Mitigation: 1. Quiescence search: extend search until “quiet” position (no captures, no checks). Avoids cutting off in the middle of a tactical sequence. 2. Singular extension: if one move is clearly better than all others, extend that branch.
Quiescence Search
function QUIESCENCE(state, α, β)
stand_pat ← eval(state)
if stand_pat ≥ β then return β
α ← max(α, stand_pat)
for each capture/check move a do
score ← -QUIESCENCE(RESULT(state, a), -β, -α)
if score ≥ β then return β
α ← max(α, score)
return α
Cutoff Criteria
When to stop the search and apply the eval function?
- Fixed depth: simple, predictable time
- Time budget: search until clock runs out (iterative deepening)

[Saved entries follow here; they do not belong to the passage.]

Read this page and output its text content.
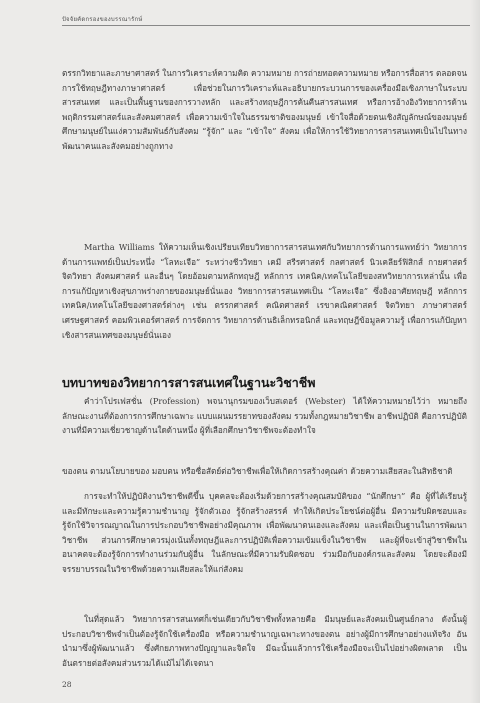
ปัจจัยคัดกรองของบรรณารักษ์
ตรรกวิทยาและภาษาศาสตร์ ในการวิเคราะห์ความคิด ความหมาย การถ่ายทอดความหมาย หรือการสื่อสาร ตลอดจนการใช้ทฤษฎีทางภาษาศาสตร์ เพื่อช่วยในการวิเคราะห์และอธิบายกระบวนการของเครื่องมือเชิงภาษาในระบบสารสนเทศ และเป็นพื้นฐานของการวางหลัก และสร้างทฤษฎีการค้นคืนสารสนเทศ หรือการอ้างอิงวิทยาการด้านพฤติกรรมศาสตร์และสังคมศาสตร์ เพื่อความเข้าใจในธรรมชาติของมนุษย์ เข้าใจสื่อด้วยตนเชิงสัญลักษณ์ของมนุษย์ ศึกษามนุษย์ในแง่ความสัมพันธ์กับสังคม “รู้จัก” และ “เข้าใจ” สังคม เพื่อให้การใช้วิทยาการสารสนเทศเป็นไปในทางพัฒนาคนและสังคมอย่างถูกทาง
Martha Williams ให้ความเห็นเชิงเปรียบเทียบวิทยาการสารสนเทศกับวิทยาการด้านการแพทย์ว่า วิทยาการด้านการแพทย์เป็นประหนึ่ง “โลหะเจือ” ระหว่างชีววิทยา เคมี สรีรศาสตร์ กลศาสตร์ นิวเคลียร์ฟิสิกส์ กายศาสตร์ จิตวิทยา สังคมศาสตร์ และอื่นๆ โดยอ้อมตามหลักทฤษฎี หลักการ เทคนิค/เทคโนโลยีของสหวิทยาการเหล่านั้น เพื่อการแก้ปัญหาเชิงสุขภาพร่างกายของมนุษย์นั่นเอง วิทยาการสารสนเทศเป็น “โลหะเจือ” ซึ่งอิงอาศัยทฤษฎี หลักการ เทคนิค/เทคโนโลยีของศาสตร์ต่างๆ เช่น ตรรกศาสตร์ คณิตศาสตร์ เรขาคณิตศาสตร์ จิตวิทยา ภาษาศาสตร์ เศรษฐศาสตร์ คอมพิวเตอร์ศาสตร์ การจัดการ วิทยาการด้านธิเล็กทรอนิกส์ และทฤษฎีข้อมูลความรู้ เพื่อการแก้ปัญหาเชิงสารสนเทศของมนุษย์นั่นเอง
บทบาทของวิทยาการสารสนเทศในฐานะวิชาชีพ
คำว่าโปรเฟสชั่น (Profession) พจนานุกรมของเว็บสเตอร์ (Webster) ได้ให้ความหมายไว้ว่า หมายถึง ลักษณะงานที่ต้องการการศึกษาเฉพาะ แบบแผนมรรยาทของสังคม รวมทั้งกฎหมายวิชาชีพ อาชีพปฏิบัติ คือการปฏิบัติงานที่มีความเชี่ยวชาญด้านใดด้านหนึ่ง ผู้ที่เลือกศึกษาวิชาชีพจะต้องทำใจ
ของตน ตามนโยบายของ มอบตน หรือซื่อสัตย์ต่อวิชาชีพเพื่อให้เกิดการสร้างคุณค่า ด้วยความเสียสละในสิทธิชาติ
การจะทำให้ปฏิบัติงานวิชาชีพดีขึ้น บุคคลจะต้องเริ่มด้วยการสร้างคุณสมบัติของ “นักศึกษา” คือ ผู้ที่ได้เรียนรู้และมีทักษะและความรู้ความชำนาญ รู้จักตัวเอง รู้จักสร้างสรรค์ ทำให้เกิดประโยชน์ต่อผู้อื่น มีความรับผิดชอบและรู้จักใช้วิจารณญาณในการประกอบวิชาชีพอย่างมีคุณภาพ เพื่อพัฒนาตนเองและสังคม และเพื่อเป็นฐานในการพัฒนาวิชาชีพ ส่วนการศึกษาควรมุ่งเน้นทั้งทฤษฎีและการปฏิบัติเพื่อความเข้มแข็งในวิชาชีพ และผู้ที่จะเข้าสู่วิชาชีพในอนาคตจะต้องรู้จักการทำงานร่วมกับผู้อื่น ในลักษณะที่มีความรับผิดชอบ ร่วมมือกับองค์กรและสังคม โดยจะต้องมีจรรยาบรรณในวิชาชีพด้วยความเสียสละให้แก่สังคม
ในที่สุดแล้ว วิทยาการสารสนเทศก็เช่นเดียวกับวิชาชีพทั้งหลายคือ มีมนุษย์และสังคมเป็นศูนย์กลาง ดังนั้นผู้ประกอบวิชาชีพจำเป็นต้องรู้จักใช้เครื่องมือ หรือความชำนาญเฉพาะทางของตน อย่างผู้มีการศึกษาอย่างแท้จริง อันนำมาซึ่งผู้พัฒนาแล้ว ซึ่งศักยภาพทางปัญญาและจิตใจ มีฉะนั้นแล้วการใช้เครื่องมือจะเป็นไปอย่างผิดพลาด เป็นอันตรายต่อสังคมส่วนรวมได้แม้ไม่ได้เจตนา
28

- Quiescent position: only stop when position is “stable”
- Beam thresholding: only explore nodes within beam of best
Learning Evaluation Functions
Instead of hand-crafting features and weights, learn them:
- Self-play: play many games, use outcomes (win/loss/draw) as training signal
- Temporal difference learning: update weights based on prediction error (Samuel’s checkers, 1959 — one of the first ML programs)
EVAL(s) targets the value of EVAL(root of minimax tree from s)
Error = EVAL(s) - (one-step minimax value of s)
Update weights to reduce error
TD-Gammon (backgammon, 1992): learned to world-class level purely from self-play. AlphaZero: neural EVAL trained purely from self-play, no human features.
Properties Summary
| Component | Role |
|---|---|
| Depth limit | Controls time budget |
| Eval function | Approximates utility at cutoff |
| Quiescence search | Extends past tactical sequences |
| Move ordering | Improves α-β pruning effectiveness |
| Transposition table | Avoids re-evaluating seen positions |
Connection to RL
Heuristic evaluation = value function in RL. Learning eval functions by self-play = temporal difference learning (TD(λ)).
AlphaZero: policy + value network trained by TD from self-play → directly unifies game-playing and RL value estimation.
For DynamICCL: the RL value function approximating expected future NCCL throughput plays the same role as a heuristic eval — estimates long-term reward from current state.